ONCE UPON A TIME... THE RULES OF THE GAME
Director | Anne Kunvari |
Writers | Anne Kunvari, Serge July and Marie Genin |
Image | Emmanuelle Collinot, Hervé Lode |
Sound | Thierry Blandin, Olivier Le Vacon, Alain Giulianelli |
Editing | Idit Bloch, Barbara Bascou |
Length | 52 minutes |
Format | HD Cam, 16/9e |
Version | French |
Copyrights | Folamour – TCM – 2010 |
broadcasters | France Televisions, TCM |
Protagonists:
- Olivier CURCHOD, specialist of The Rules of the Game
- Bertrand TAVERNIER, filmmaker
- Jacques RENOIR, Jean Renoir’s great nephew
- Leslie CARON, actress and friend of Jean Renoir
- Olivier ASSAYAS, filmmaker
- Claude GAUTEUR, Jean Renoir specialist
Portrait of a film: In this “dramatic fantasy”, Jean Renoir captures the provincial French aristocracy in a humorous and uncompromising way. This small world of chatelains and servants, masquerades and hunting parties, is steeped in lies, feigned happiness and deceitful love affairs, to the point of disguising a murder as an accident. No real bad guys or real good guys in this film that breaks the codes of narration and multiplies technical audacities. Although the film was loathed or misunderstood when it was released, it is today considered one of the masterpieces of world cinema.

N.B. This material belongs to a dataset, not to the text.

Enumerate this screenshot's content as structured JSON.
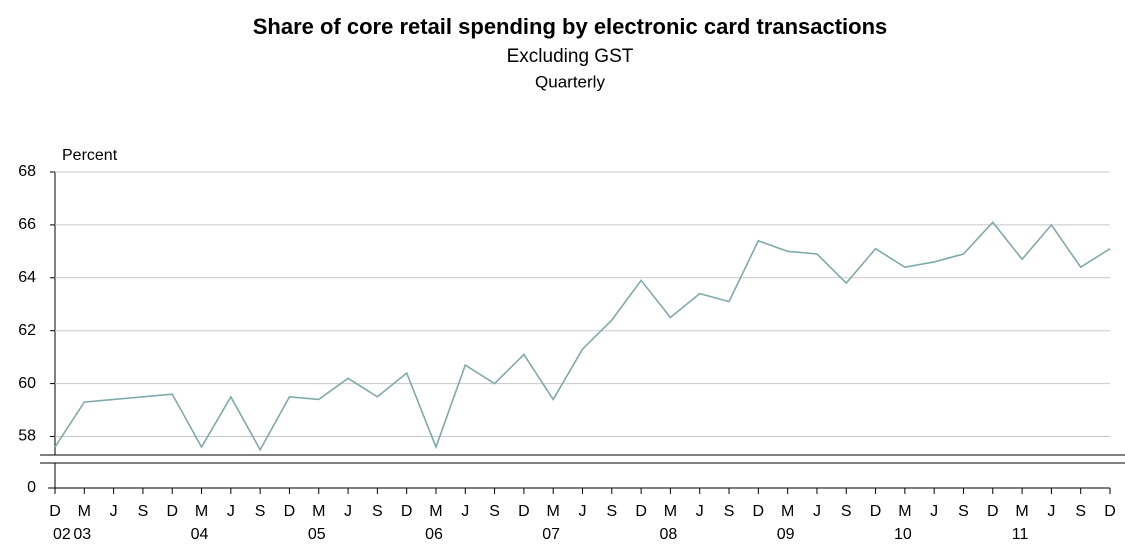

Portrait of an era: Released on the eve of the Second World War and in the shadow of anti-Semitism, The Rules of the Game is a cruel depiction of a disappearing world, of the decline of a certain French elite, frivolous, and unaware of the rising perils. “What’s interesting,” says Renoir, “is the time I shot it, during the period between Munich and the war, I felt deeply disturbed by the state of mind of a part of the French society”. A state of mind that will lead to defeat, the German victory and the Vichy regime.
Portrait of a filmmaker: Jean Renoir (1894-1979), the son of the impressionist painter Auguste Renoir, is one of the iconic figures of French cinema, admired by the heralds of the New Wave. Influenced by the Popular Front, the unforgettable author of The Great Illusion and The Human Beast fulfils in The Rules of the Game one of his long-held dreams, which is to become an actor. As the film turns out to be a failure, Jean Renoir goes to pursue his filming career in Italy and then in the United States where he will take the American nationality.